150+ Canadians Day 74: Mother Earth Water Walkers

Mother Earth Water Walkers contribute to peace in their active witness to all people’s dependency on clean water. #Canada150

“Traditional teachings and modern science combine to strengthen our historical understanding that Water is the life-blood of our Mother Earth. Indigenous women continue their role as protectors of the Water. …we must continually ask ourselves what we are leaving for a future seventh generation….It is our spiritual and cultural responsibility to protect our local lands and Waters in order to help protect the whole of Mother Earth.” Tribal and First Nations Great Lakes Water Accord, 2004

Ojibwa Grandmother Josephine Mandamin, an Anishnawbe elder originally from the Wikwemikong Unceded Reservation on Manitoulin Island in northern Ontario, was the founder of the Mother Earth Water Walk. She has walked more than 10,000 miles along the shores of rivers and lakes since 2003. Mandamin has collected pledges from more than 100 First Nations communities to support the First Nations Great Lake Water Accord.

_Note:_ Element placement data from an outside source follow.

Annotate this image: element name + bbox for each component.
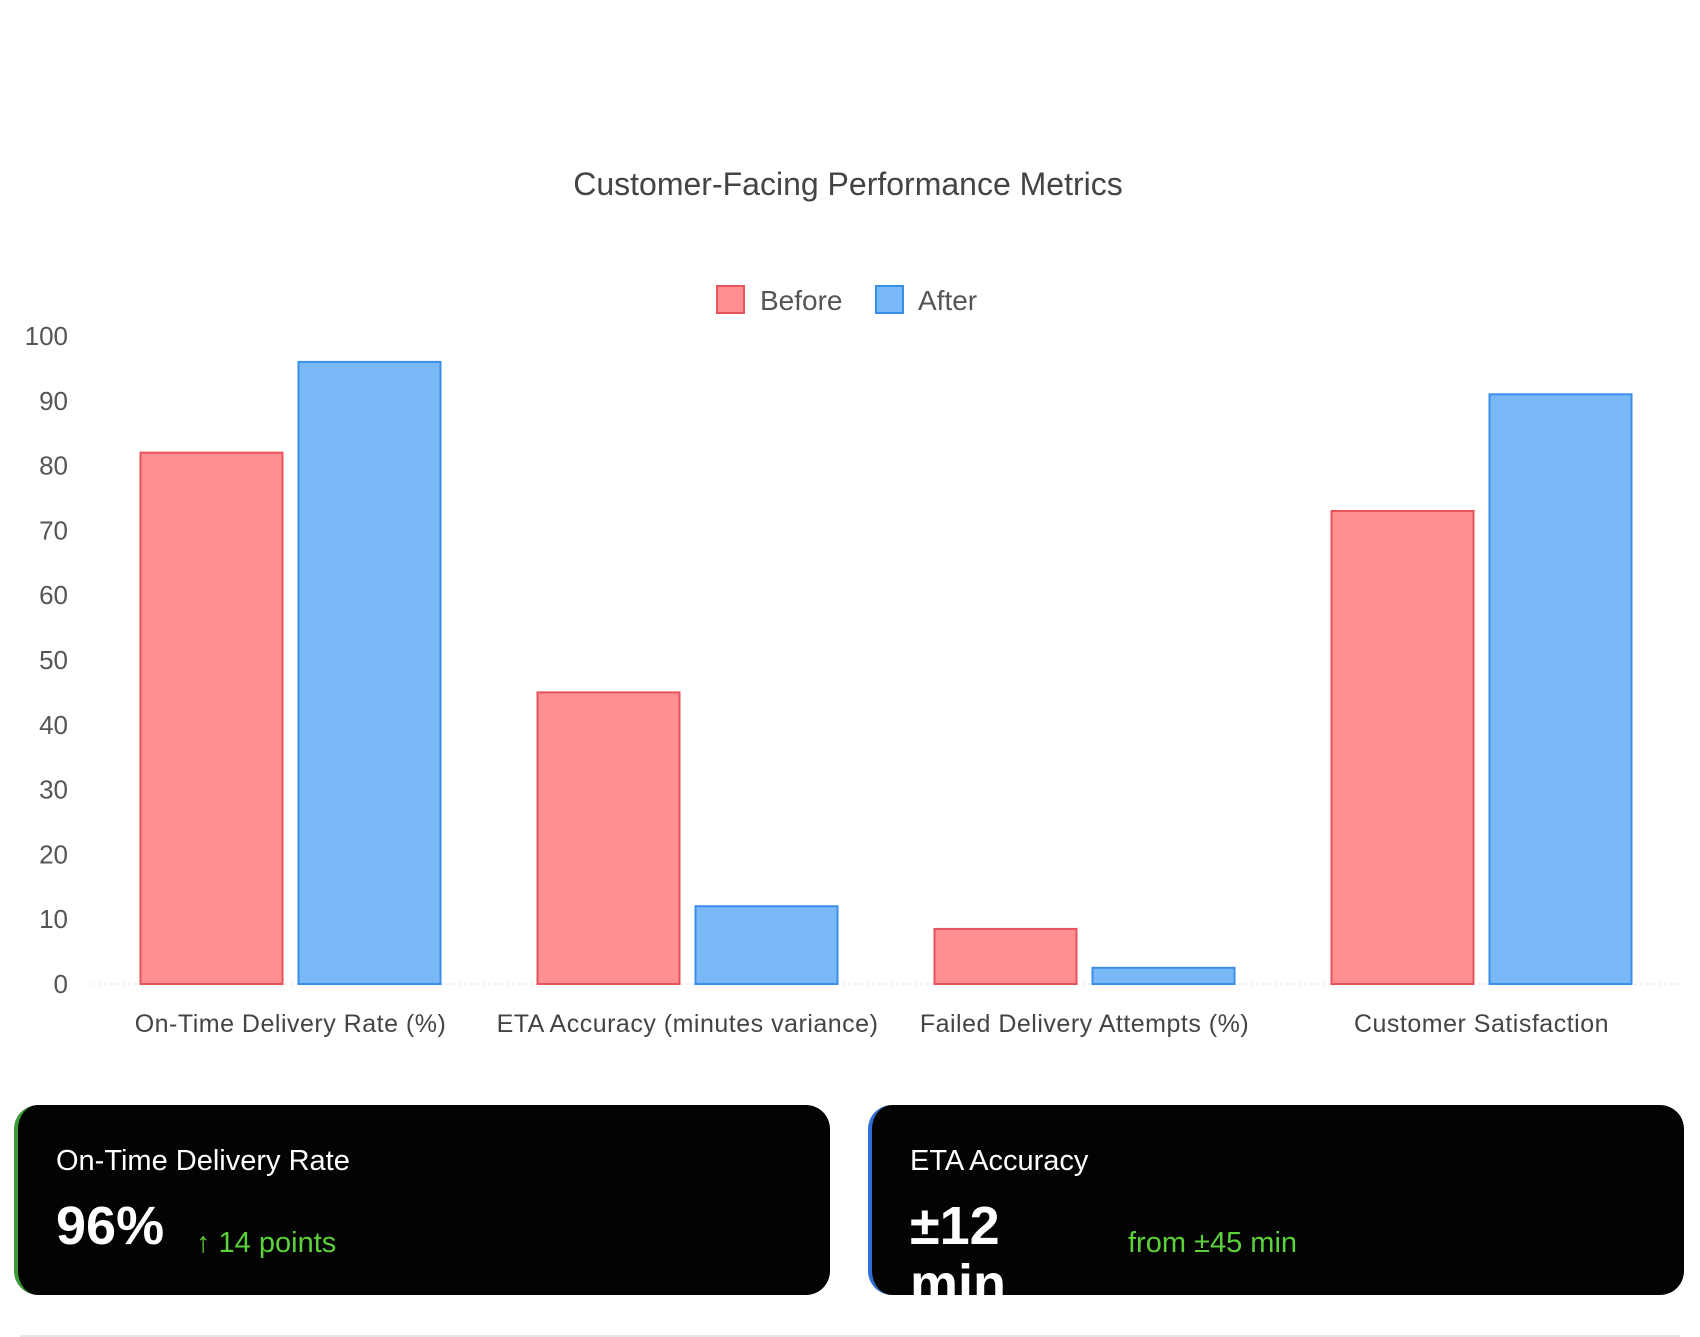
bar-before-4 <box>1330 509 1475 985</box>
legend-label-before: Before <box>760 285 843 316</box>
bar-after-1 <box>297 360 442 986</box>
legend-label-after: After <box>918 285 977 316</box>
x-tick-label: Failed Delivery Attempts (%) <box>920 1010 1249 1038</box>
card-value: 96% <box>56 1196 165 1256</box>
on-time-delivery-card: On-Time Delivery Rate 96% ↑ 14 points <box>14 1105 830 1295</box>
y-tick-label: 100 <box>25 321 68 351</box>
card-value: ±12 min <box>910 1196 1007 1295</box>
bar-before-2 <box>536 691 681 986</box>
y-tick-label: 30 <box>39 775 68 805</box>
eta-accuracy-card: ETA Accuracy ±12 min from ±45 min <box>868 1105 1684 1295</box>
card-label: On-Time Delivery Rate <box>56 1145 350 1177</box>
bar-chart: Customer-Facing Performance Metrics Befo… <box>25 166 1680 1038</box>
bar-before-1 <box>139 451 284 985</box>
y-tick-label: 50 <box>39 645 68 675</box>
y-tick-label: 90 <box>39 386 68 416</box>
y-tick-label: 60 <box>39 580 68 610</box>
x-tick-label: ETA Accuracy (minutes variance) <box>497 1010 879 1038</box>
y-axis: 0 10 20 30 40 50 60 70 80 90 100 <box>25 321 68 999</box>
y-tick-label: 20 <box>39 839 68 869</box>
y-tick-label: 40 <box>39 710 68 740</box>
y-tick-label: 10 <box>39 904 68 934</box>
legend-swatch-after <box>875 285 904 314</box>
bar-series <box>139 360 1633 986</box>
bar-before-3 <box>933 927 1078 985</box>
x-axis: On-Time Delivery Rate (%) ETA Accuracy (m… <box>135 1010 1609 1038</box>
legend-swatch-before <box>716 285 745 314</box>
y-tick-label: 0 <box>54 969 68 999</box>
bar-after-2 <box>694 905 839 985</box>
y-tick-label: 80 <box>39 451 68 481</box>
x-tick-label: Customer Satisfaction <box>1354 1010 1609 1038</box>
x-tick-label: On-Time Delivery Rate (%) <box>135 1010 447 1038</box>
chart-legend: Before After <box>716 285 977 316</box>
card-change: from ±45 min <box>1128 1227 1298 1259</box>
bar-after-4 <box>1488 393 1633 985</box>
chart-title: Customer-Facing Performance Metrics <box>573 166 1122 202</box>
card-label: ETA Accuracy <box>910 1145 1089 1177</box>
card-change: ↑ 14 points <box>196 1227 337 1259</box>
y-tick-label: 70 <box>39 515 68 545</box>
bar-after-3 <box>1091 966 1236 985</box>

The First Nations Great Lake Water Accord, signed at Sault. Ste. Marie, Michigan, November 23, 2004, states that the Tribes and First Nations of the Great Lakes Basin demand that ”our rights and sovereignty be respected, that that any governmental effort to protect and preserve the Waters of the great Lakes Basin include full participation by Tribes and First Nations, and we also hereby pledge that we share the interests and concerns about the future of the Great Lakes waters, further pledging to work together with each other and the with other governments in the Great Lakes Basin to secure a healthy future or the Great Lakes.”

Josephine Mandamin received the Lieutenant Governor’s Ontario Heritage Award for Excellence in Conservation in 2016.

There is a water walk taking place in 2017! Visit Mother Earth Water Walkers website to learn more about this year’s route.

Image: Grandmother Josephine Mandamin leads the walk around Lake Monona. She blessed the waters of the lake and carried a bucket of lake water the entire distance around the lake as part of the water walk traditions. “I’ve been called here to respect her, to pray for her, to sing for her, give thanks to her,” Grandmother Josephine said, referring to Lake Monona. “Respect her in all that she is.”